A portable Go inference toolkit for local and embedded AI. go-pherence runs transformer decoders, encoders, speech models, and experimental accelerator paths from a single Go codebase, with NVIDIA GPU execution, SIMD CPU kernels, MLX/GPTQ/BF16/F16/F32 weight support, Vulkan scaffolding, and embedded SoC backends. It builds as a single static Go binary whenever possible: no Python runtime, no mandatory native SDK, and no CGo dependency in the default hot path.
Current development focus: practical local inference across NVIDIA, CPU/SIMD, and embedded targets; native MTP/speculative decoding for Gemma4 and Qwen3.6; Whisper decoder acceleration; and SpacemiT K3/RISC-V IME2 experiments. See docs/mtp-speculative.md, docs/qwen36-mtp.md, docs/spacemit-ime2.md, and docs/backend-stack.md.
go-pherence is intended to be a small, inspectable inference stack for running real models on the hardware people actually have: NVIDIA cards with tight VRAM budgets, Intel/AMD laptops, ARM SBCs, and emerging embedded accelerators.

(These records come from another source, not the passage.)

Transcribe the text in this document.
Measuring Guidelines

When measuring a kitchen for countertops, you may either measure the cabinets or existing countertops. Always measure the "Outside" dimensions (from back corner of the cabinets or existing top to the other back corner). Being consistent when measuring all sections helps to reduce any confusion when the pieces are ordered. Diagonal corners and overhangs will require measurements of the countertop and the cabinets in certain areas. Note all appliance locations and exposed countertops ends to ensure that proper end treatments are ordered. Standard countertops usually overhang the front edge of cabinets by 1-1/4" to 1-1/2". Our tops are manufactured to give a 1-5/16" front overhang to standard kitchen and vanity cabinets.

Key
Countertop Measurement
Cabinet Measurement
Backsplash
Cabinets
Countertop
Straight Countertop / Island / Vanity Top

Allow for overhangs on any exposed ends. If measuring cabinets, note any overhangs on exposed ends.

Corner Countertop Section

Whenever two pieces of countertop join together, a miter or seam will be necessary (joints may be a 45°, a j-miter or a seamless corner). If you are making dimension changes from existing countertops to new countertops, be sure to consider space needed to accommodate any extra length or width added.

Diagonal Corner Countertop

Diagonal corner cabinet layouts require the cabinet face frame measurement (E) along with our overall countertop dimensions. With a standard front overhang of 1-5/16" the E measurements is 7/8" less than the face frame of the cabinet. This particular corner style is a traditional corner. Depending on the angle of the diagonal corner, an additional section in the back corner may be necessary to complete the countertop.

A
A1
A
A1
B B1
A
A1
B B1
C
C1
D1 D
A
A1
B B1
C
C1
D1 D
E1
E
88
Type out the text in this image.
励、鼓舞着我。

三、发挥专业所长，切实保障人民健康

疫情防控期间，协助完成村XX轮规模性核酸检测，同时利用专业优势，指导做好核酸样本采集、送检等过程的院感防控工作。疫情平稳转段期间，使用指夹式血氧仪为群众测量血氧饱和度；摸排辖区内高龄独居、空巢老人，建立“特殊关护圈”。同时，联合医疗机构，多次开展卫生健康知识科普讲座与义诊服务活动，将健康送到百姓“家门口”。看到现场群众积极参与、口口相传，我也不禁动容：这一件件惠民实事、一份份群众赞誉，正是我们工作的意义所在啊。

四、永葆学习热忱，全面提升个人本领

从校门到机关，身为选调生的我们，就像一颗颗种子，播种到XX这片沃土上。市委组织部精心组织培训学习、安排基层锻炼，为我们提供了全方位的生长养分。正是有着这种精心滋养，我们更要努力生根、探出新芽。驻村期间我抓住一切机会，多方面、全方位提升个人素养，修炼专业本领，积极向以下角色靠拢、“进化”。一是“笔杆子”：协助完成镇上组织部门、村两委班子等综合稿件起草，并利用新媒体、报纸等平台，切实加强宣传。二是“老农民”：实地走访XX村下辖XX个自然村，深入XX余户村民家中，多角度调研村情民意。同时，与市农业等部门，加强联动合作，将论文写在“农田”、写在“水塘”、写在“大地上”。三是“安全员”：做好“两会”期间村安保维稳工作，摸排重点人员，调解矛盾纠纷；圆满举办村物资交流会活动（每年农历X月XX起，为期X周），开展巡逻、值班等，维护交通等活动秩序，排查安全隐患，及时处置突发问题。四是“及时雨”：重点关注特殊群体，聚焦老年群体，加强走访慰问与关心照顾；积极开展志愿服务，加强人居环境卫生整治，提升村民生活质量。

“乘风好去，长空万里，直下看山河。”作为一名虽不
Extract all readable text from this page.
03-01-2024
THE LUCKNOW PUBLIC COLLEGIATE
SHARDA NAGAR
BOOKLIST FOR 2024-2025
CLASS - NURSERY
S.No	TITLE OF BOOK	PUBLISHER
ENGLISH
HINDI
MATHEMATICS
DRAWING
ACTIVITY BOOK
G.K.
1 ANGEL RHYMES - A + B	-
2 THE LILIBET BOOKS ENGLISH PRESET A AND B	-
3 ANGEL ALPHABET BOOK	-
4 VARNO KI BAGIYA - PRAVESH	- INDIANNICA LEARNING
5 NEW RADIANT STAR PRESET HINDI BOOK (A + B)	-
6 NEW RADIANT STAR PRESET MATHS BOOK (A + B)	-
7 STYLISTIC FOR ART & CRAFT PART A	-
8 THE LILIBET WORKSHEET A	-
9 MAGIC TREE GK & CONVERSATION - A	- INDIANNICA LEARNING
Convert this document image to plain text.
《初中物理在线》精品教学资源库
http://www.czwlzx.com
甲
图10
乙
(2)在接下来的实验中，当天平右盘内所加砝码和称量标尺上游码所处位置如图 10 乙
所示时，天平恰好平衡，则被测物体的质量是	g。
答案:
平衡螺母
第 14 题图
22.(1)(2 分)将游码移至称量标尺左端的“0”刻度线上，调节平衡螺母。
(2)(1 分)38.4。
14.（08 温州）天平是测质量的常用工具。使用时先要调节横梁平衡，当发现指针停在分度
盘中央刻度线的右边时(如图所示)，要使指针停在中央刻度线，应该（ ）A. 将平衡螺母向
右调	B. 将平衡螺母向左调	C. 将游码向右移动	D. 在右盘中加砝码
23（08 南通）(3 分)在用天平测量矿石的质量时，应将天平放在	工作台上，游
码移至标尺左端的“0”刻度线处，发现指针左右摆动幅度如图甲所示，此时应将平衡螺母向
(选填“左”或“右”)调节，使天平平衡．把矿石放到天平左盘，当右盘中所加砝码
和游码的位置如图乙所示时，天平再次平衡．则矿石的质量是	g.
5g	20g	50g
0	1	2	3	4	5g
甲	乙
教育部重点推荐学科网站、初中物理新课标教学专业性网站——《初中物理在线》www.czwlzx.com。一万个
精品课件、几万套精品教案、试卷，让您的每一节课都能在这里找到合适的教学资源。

It treats model formats such as MLX affine quantization as inputs rather than as the product identity, and keeps backend ownership explicit so optimized paths can coexist with checked scalar fallbacks.
# Download a small quantized Qwen model
mkdir -p models/qwen3-0.6b
for f in config.json model.safetensors tokenizer.json; do
curl -L "https://huggingface.co/mlx-community/Qwen3-0.6B-4bit/resolve/main/$f" \
-o "models/qwen3-0.6b/$f"
done
# CPU path: AVX2/NEON SIMD with scalar fallbacks
go run ./cmd/llm/llmgen -model models/qwen3-0.6b -tokens 50 -prompt "The meaning of life is"
# NVIDIA path: runtime-loaded PTX, zero CGo
go run ./cmd/llm/llmgen -gpu -model models/qwen3-0.6b -tokens 50 -prompt "The meaning of life is"- Backends: NVIDIA PTX runtime, AVX2/NEON SIMD CPU runtime, Vulkan scaffolding, and embedded accelerator experiments such as SpacemiT K3 IME2.
- Weight formats: MLX affine 4-bit, GPTQ/Q4, BF16, F16, F32, and model-specific packed paths where useful.
- Architectures: LLaMA-family, Qwen2/3/Qwen3Next, Qwen3 MoE, Gemma3/Gemma4, BERT/GTE encoders, Whisper large-v3 translated VTT pipeline, MiniCPM-V/O metadata/prompt/tensor-readiness scaffolding, and experimental 3D/vision runtime scaffolding for Hunyuan3D.
- Hybrid placement:
--gpu-layers N, compact LM-head placement, reusable GPU caches, and planner-driven windowing for models larger than available VRAM. - Embedded scenarios: low-allocation CPU execution, quantized kernels, RISC-V IME2 INT8 matmul work, and static-binary deployment goals.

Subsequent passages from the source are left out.